A lack of planning at governmental level has played a critical role in shutting down sport below ‘elite’ level.

Once we emerged from the first, undoubtedly more gruelling lockdown, we should have entered immediately into a police-type state to combat the virus – a pandemic society where we forfeit our rights and accept, reluctantly or otherwise, the need for tougher measures - if only to avoid a series of meandering, self-perpetuating lockdowns.

The laissez faire approach to mask-wearing, for example, was one of the biggest mistakes government made.

The cliff-edge economic policies, practised by successive British governments, always left the NHS just a couple of ICU beds away from reaching its capacity.

All in the name of 'efficiency savings'.

To think our Covid cases were down to single figures at one point should have been built upon.
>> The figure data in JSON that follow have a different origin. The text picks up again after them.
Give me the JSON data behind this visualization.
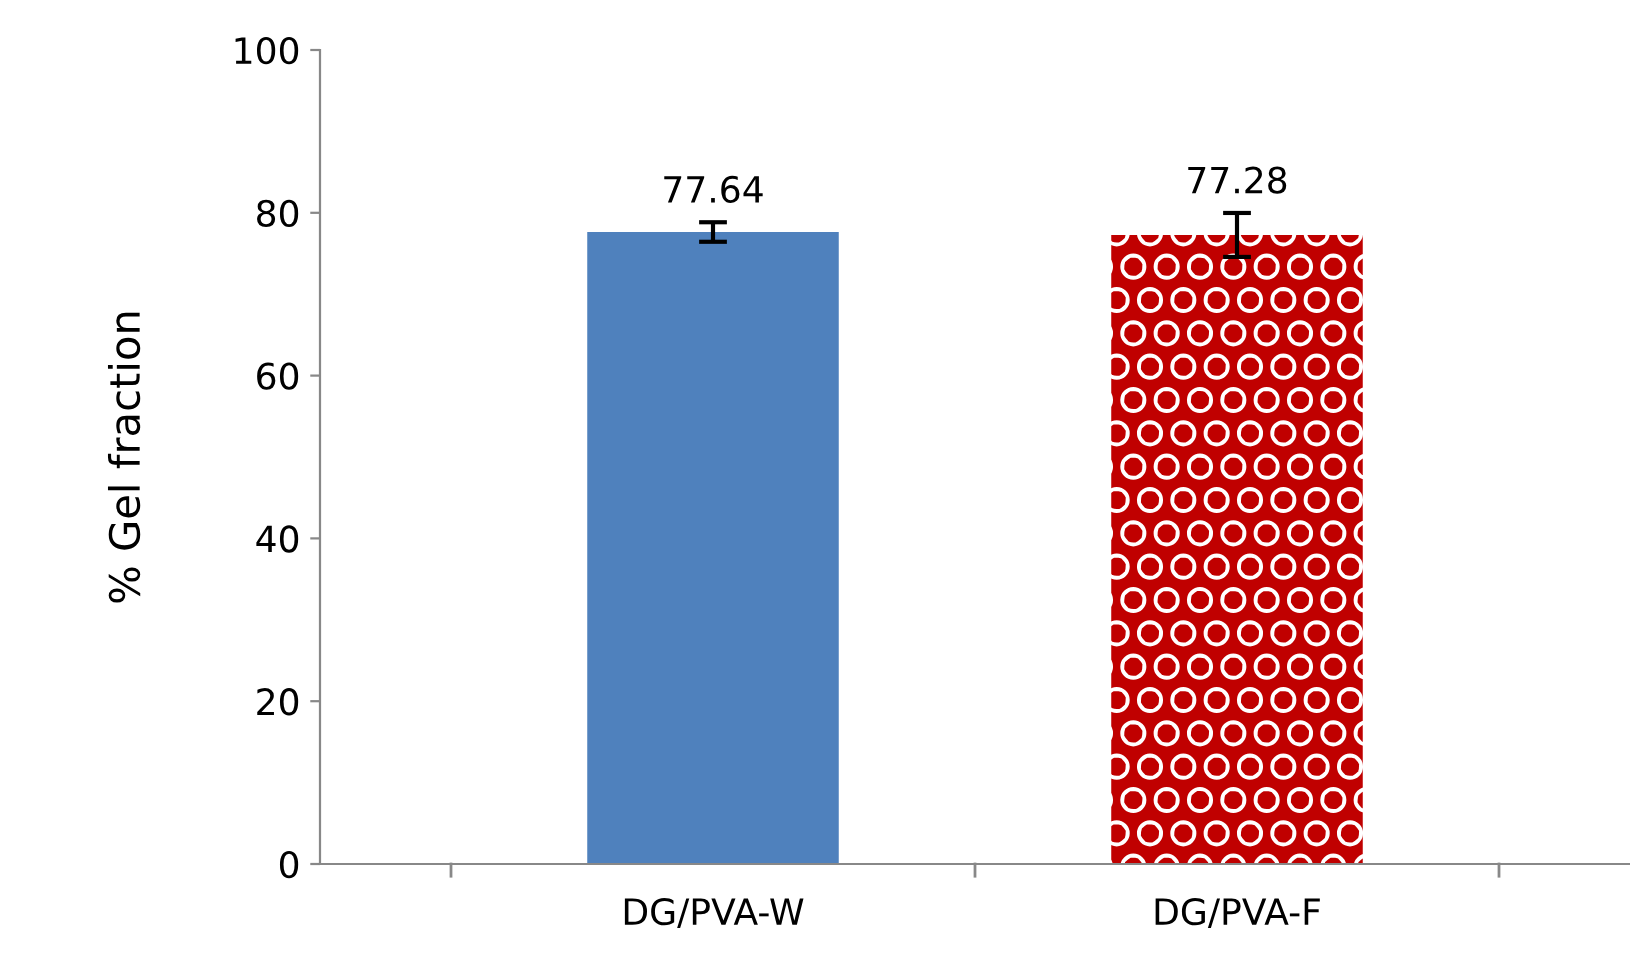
{
  "chart_data": {
    "type": "bar",
    "ylabel": "% Gel fraction",
    "categories": [
      "DG/PVA-W",
      "DG/PVA-F"
    ],
    "values": [
      77.64,
      77.28
    ],
    "errors": [
      1.2,
      2.7
    ],
    "colors": [
      "#4f81bd",
      "#c00000"
    ],
    "data_labels": true,
    "ylim": [
      0,
      100
    ],
    "yticks": [
      0,
      20,
      40,
      60,
      80,
      100
    ],
    "grid": false,
    "legend": false
  }
}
Instead, a healthy ambivalence towards the virus was displayed by some our own governing parties here.

Rather than emptying billions into furlough schemes, that will yield only smouldering ash, huge resources (there’s always a magic tree) should have been ploughed into giving the state greater licence to come down hard on every non-compliant act in local communities rather than citizens casually cursing retail and shop workers for having the temerity to ask them the whereabouts of their face mask.

The softly-softly approach over masks and social distancing clearly didn’t work - to the point where the economy wasn’t fire-guarded, and the Covid-compliant aspects of society are now closed in order to ‘do their bit’ to get the ‘R’ rate down.

Just like the paused youth football programme at Solitude every Saturday morning, if you want to participate, you follow the rules. It's non-negotiable.

After the first lockdown, the rules were simply too loosely interpreted. Now, local sports clubs who jumped through hoops and complied with all matter of protocol and were safe environments have been shut down.

As the economy burns and millions of livelihoods are lost, it's time we looked at Covid19 from a different angle.

It's time we started living with it better.